De l’usine à l’atelier

Or, de Lewis Mumford (1895-1990) à Ernst Friedrich Schumacher (1911-1977), nombreux sont les penseurs qui ont essayé de déterminer la taille maximale que pouvait atteindre une société avant de sombrer dans le gigantisme. Pour Schumacher, repenser l’industrie implique de repenser son organisation géographique. Il envisage alors un maillage d’usines de petite taille sur l’ensemble du territoire, à l’inverse de la logique de concentration des moyens de production gigantesques dans quelques bassins spécialisés qui définit la France aujourd’hui. Ces usines devraient pouvoir appliquer « des méthodes de production [...] relativement simples, afin de réduire le plus possible le recours nécessaire à des personnes hautement qualifiées »,écrit-il.

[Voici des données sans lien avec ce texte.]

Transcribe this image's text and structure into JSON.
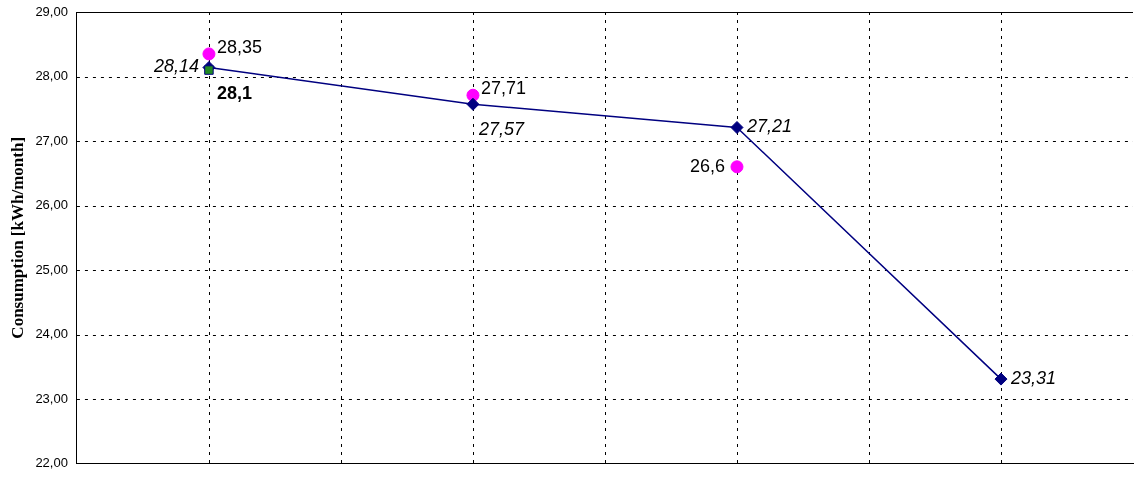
{
  "chart_data": {
    "type": "line",
    "ylabel": "Consumption [kWh/month]",
    "categories": [
      null,
      null,
      null,
      null
    ],
    "ylim": [
      22,
      29
    ],
    "yticks": [
      {
        "value": 22,
        "label": "22,00"
      },
      {
        "value": 23,
        "label": "23,00"
      },
      {
        "value": 24,
        "label": "24,00"
      },
      {
        "value": 25,
        "label": "25,00"
      },
      {
        "value": 26,
        "label": "26,00"
      },
      {
        "value": 27,
        "label": "27,00"
      },
      {
        "value": 28,
        "label": "28,00"
      },
      {
        "value": 29,
        "label": "29,00"
      }
    ],
    "grid": true,
    "legend": false,
    "series": [
      {
        "type": "scatter",
        "color": "#ff00ff",
        "marker": "circle",
        "values": [
          28.35,
          27.71,
          26.6,
          null
        ],
        "value_labels": [
          "28,35",
          "27,71",
          "26,6",
          null
        ]
      },
      {
        "color": "#000080",
        "marker": "diamond",
        "line_style": "solid",
        "values": [
          28.14,
          27.57,
          27.21,
          23.31
        ],
        "value_labels": [
          "28,14",
          "27,57",
          "27,21",
          "23,31"
        ]
      },
      {
        "type": "scatter",
        "color": "#228b22",
        "marker": "square",
        "values": [
          28.1,
          null,
          null,
          null
        ],
        "value_labels": [
          "28,1",
          null,
          null,
          null
        ]
      }
    ]
  }
}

Autrement dit : une industrie qui ne serait plus capable de produire certaines technologies de pointe, incompatibles, par nature, avec une société locale et écologique. Cette deuxième vision d’une transformation de l’industrie implique donc un certain nombre de choix de civilisation et nécessite de s’interroger sur nos besoins. 

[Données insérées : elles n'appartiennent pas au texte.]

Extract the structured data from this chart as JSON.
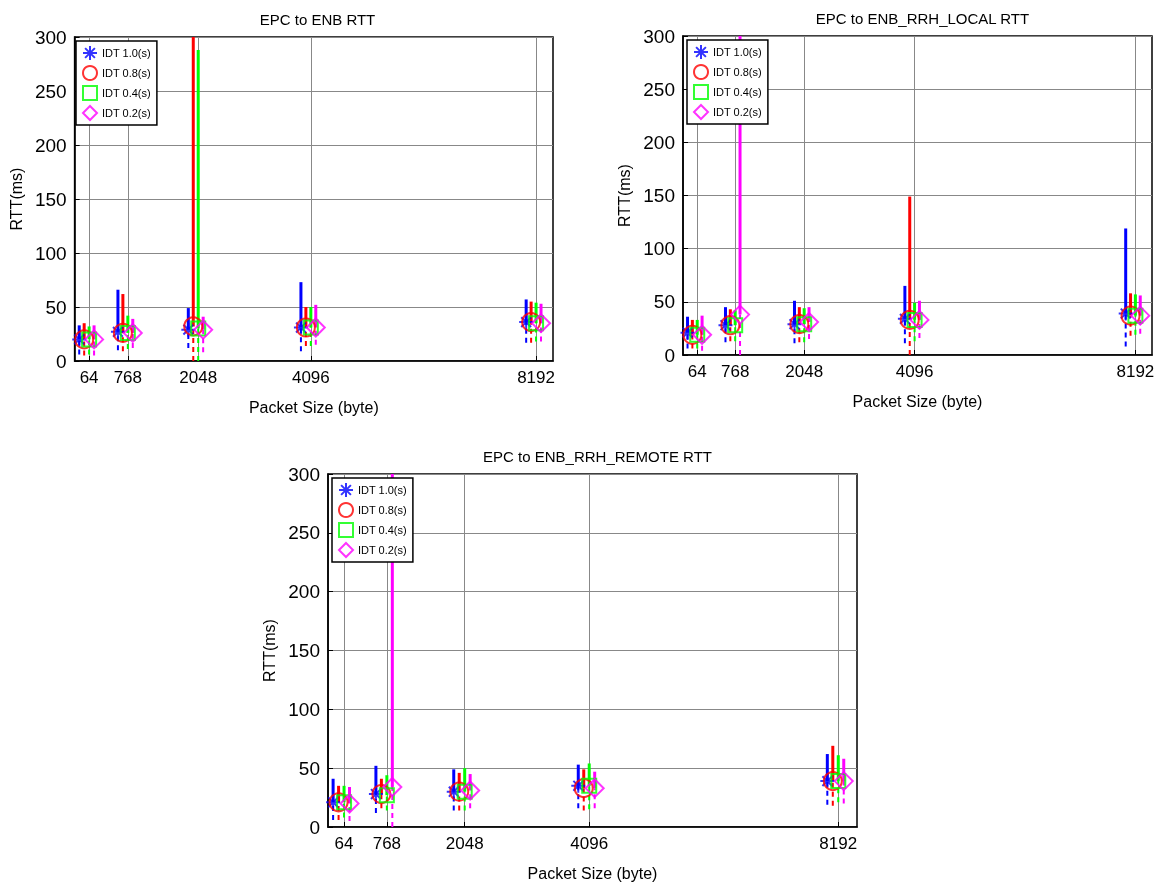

Une industrie compatible avec une transition éco­logique radicale pourrait alors ressembler à une sorte de grand atelier où se croiseraient des artisans ayant retrouvé le savoir-faire que deux siècles de développement ont contribué à leur faire perdre, qui répondraient à une demande plutôt qu’ils ne créeraient des besoins. Le géographe anarchiste Pierre Kropotkine (1842-1921) imagine quant à lui un modèle dans lequel les mêmes personnes travaillent alternativement aux champs ou à l’usine. En somme, plus proche de l’artisanat promu par le mouvement Arts & Crafts du socialiste britannique William Morris (1834-1896) que du travail à la chaîne inventé par l’Américain Frederick Taylor (1856-1915) à la même période.